Following my Networkshop talk on logfiles, I was asked at what point logfiles can be treated as “anonymous” under data protection law. Since the GDPR covers all kinds of re-identification, as well as data that can “single out” an individual even without knowing their name, that’s a good CompSci/law question: the work of Paul Ohm and others suggests it may take a very long time. But when designing processes I wonder if we should approach from a different angle?
When we were looking at GDPR for Jisc’s (then) 130+ services, we concluded that much the best place to start was identifying the purpose of the processing and the lawful basis applicable to that. Once we understood those, most of the requirements – including on transparency, safeguards and user rights – could “simply” be looked up in the law.
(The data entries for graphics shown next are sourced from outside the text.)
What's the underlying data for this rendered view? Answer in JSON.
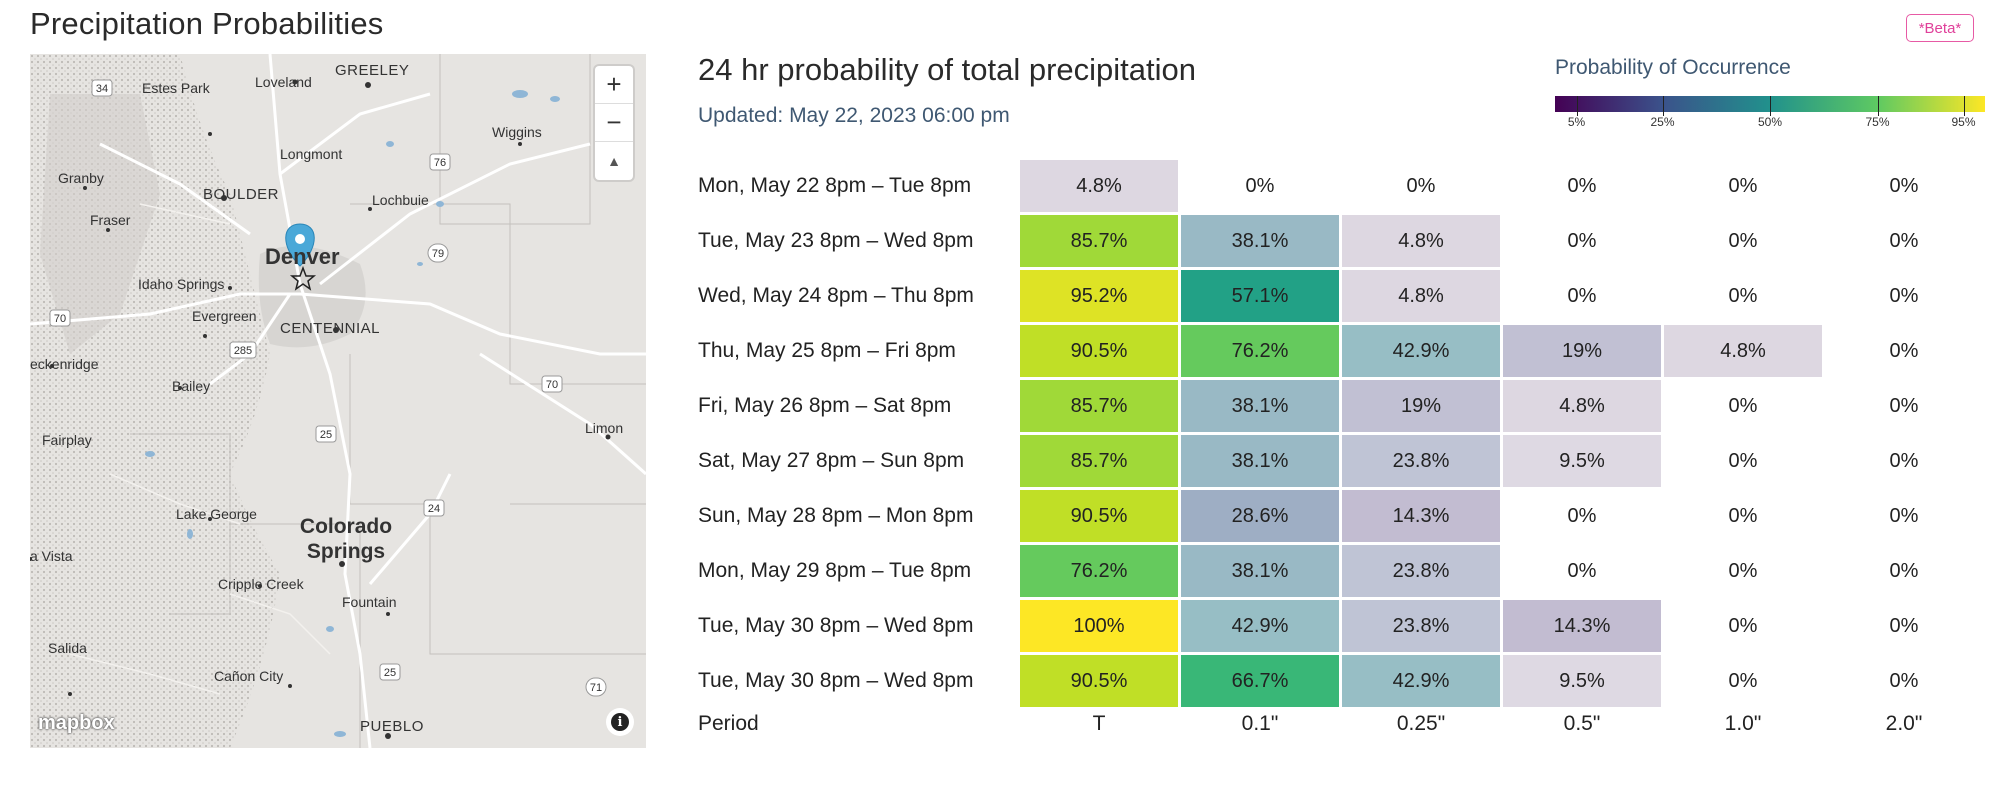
{
  "header": {
    "title": "Precipitation Probabilities",
    "beta_label": "*Beta*"
  },
  "map": {
    "zoom_in": "+",
    "zoom_out": "−",
    "compass": "▲",
    "attribution": "mapbox",
    "info": "i",
    "labels": {
      "greeley": "GREELEY",
      "loveland": "Loveland",
      "estes": "Estes Park",
      "wiggins": "Wiggins",
      "longmont": "Longmont",
      "granby": "Granby",
      "boulder": "BOULDER",
      "lochbuie": "Lochbuie",
      "fraser": "Fraser",
      "denver": "Denver",
      "idaho": "Idaho Springs",
      "evergreen": "Evergreen",
      "centennial": "CENTENNIAL",
      "breck": "eckenridge",
      "bailey": "Bailey",
      "limon": "Limon",
      "fairplay": "Fairplay",
      "lakegeorge": "Lake George",
      "cospr1": "Colorado",
      "cospr2": "Springs",
      "vista": "a Vista",
      "cripple": "Cripple Creek",
      "fountain": "Fountain",
      "salida": "Salida",
      "canon": "Cañon City",
      "pueblo": "PUEBLO"
    },
    "shields": [
      "34",
      "76",
      "79",
      "70",
      "285",
      "70",
      "25",
      "24",
      "25",
      "71"
    ]
  },
  "chart_title": "24 hr probability of total precipitation",
  "updated": "Updated: May 22, 2023 06:00 pm",
  "legend": {
    "title": "Probability of Occurrence",
    "ticks": [
      "5%",
      "25%",
      "50%",
      "75%",
      "95%"
    ],
    "tick_values": [
      5,
      25,
      50,
      75,
      95
    ]
  },
  "chart_data": {
    "type": "table",
    "columns": [
      "T",
      "0.1\"",
      "0.25\"",
      "0.5\"",
      "1.0\"",
      "2.0\""
    ],
    "row_header": "Period",
    "rows": [
      {
        "period": "Mon, May 22 8pm – Tue 8pm",
        "values": [
          "4.8%",
          "0%",
          "0%",
          "0%",
          "0%",
          "0%"
        ],
        "numeric": [
          4.8,
          0,
          0,
          0,
          0,
          0
        ]
      },
      {
        "period": "Tue, May 23 8pm – Wed 8pm",
        "values": [
          "85.7%",
          "38.1%",
          "4.8%",
          "0%",
          "0%",
          "0%"
        ],
        "numeric": [
          85.7,
          38.1,
          4.8,
          0,
          0,
          0
        ]
      },
      {
        "period": "Wed, May 24 8pm – Thu 8pm",
        "values": [
          "95.2%",
          "57.1%",
          "4.8%",
          "0%",
          "0%",
          "0%"
        ],
        "numeric": [
          95.2,
          57.1,
          4.8,
          0,
          0,
          0
        ]
      },
      {
        "period": "Thu, May 25 8pm – Fri 8pm",
        "values": [
          "90.5%",
          "76.2%",
          "42.9%",
          "19%",
          "4.8%",
          "0%"
        ],
        "numeric": [
          90.5,
          76.2,
          42.9,
          19,
          4.8,
          0
        ]
      },
      {
        "period": "Fri, May 26 8pm – Sat 8pm",
        "values": [
          "85.7%",
          "38.1%",
          "19%",
          "4.8%",
          "0%",
          "0%"
        ],
        "numeric": [
          85.7,
          38.1,
          19,
          4.8,
          0,
          0
        ]
      },
      {
        "period": "Sat, May 27 8pm – Sun 8pm",
        "values": [
          "85.7%",
          "38.1%",
          "23.8%",
          "9.5%",
          "0%",
          "0%"
        ],
        "numeric": [
          85.7,
          38.1,
          23.8,
          9.5,
          0,
          0
        ]
      },
      {
        "period": "Sun, May 28 8pm – Mon 8pm",
        "values": [
          "90.5%",
          "28.6%",
          "14.3%",
          "0%",
          "0%",
          "0%"
        ],
        "numeric": [
          90.5,
          28.6,
          14.3,
          0,
          0,
          0
        ]
      },
      {
        "period": "Mon, May 29 8pm – Tue 8pm",
        "values": [
          "76.2%",
          "38.1%",
          "23.8%",
          "0%",
          "0%",
          "0%"
        ],
        "numeric": [
          76.2,
          38.1,
          23.8,
          0,
          0,
          0
        ]
      },
      {
        "period": "Tue, May 30 8pm – Wed 8pm",
        "values": [
          "100%",
          "42.9%",
          "23.8%",
          "14.3%",
          "0%",
          "0%"
        ],
        "numeric": [
          100,
          42.9,
          23.8,
          14.3,
          0,
          0
        ]
      },
      {
        "period": "Tue, May 30 8pm – Wed 8pm",
        "values": [
          "90.5%",
          "66.7%",
          "42.9%",
          "9.5%",
          "0%",
          "0%"
        ],
        "numeric": [
          90.5,
          66.7,
          42.9,
          9.5,
          0,
          0
        ]
      }
    ]
  }
}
I’m now wondering whether we can get a similarly helpful collection of guidance by treating “processing that can use anonymous data” as a sort-of seventh lawful basis? Like the guidance we derived from the other six, that should deliver:
- Clear definition (and limitation) of purpose, without which we’re unlikely to get the right kind and level of anonymisation. We might even conclude that the purpose is better achieved using personal data within the GDPR;
- Transparency both about how we can produce the anonymised data we need and – since the anonymisation step involves processing of personal data – how we explain that to data subjects;
- Safeguards, in particular how we ensure that our data are, and remain, anonymised. These will depend on whether we are actually destroying the input personal data (for example aggregating log records to get usage statistics over time), or just removing sufficient information to make re-identification or singling out unlikely. As the UK Anonymisation Network explain, at least the latter approach requires an ongoing risk-management process not dissimilar to the legitimate interests balancing test when using personal data;
- Individual rights, at least those applicable to whatever lawful basis we are using for the anonymisation process, and perhaps also something similar to a “right to object” if the data subject can point out a particular reason why that process doesn’t effectively anonymise them. We should at least learn from the GDPR right to object and use any data subject concerns as prompts to review what we are doing and how we are explaining it, to understand why that isn’t sufficiently reassuring.
The term “anonymous” is used with sufficient variety of meaning that I find it worrying more often than reassuring. Has the speaker actually implemented a process to produce “personal data rendered anonymous in such a manner that the data subject is not or no longer identifiable” (GDPR Rec. 26), or just blanked the “Personally Identifying Information” (the dreaded US term)? Something like the above approach would give me a lot more confidence.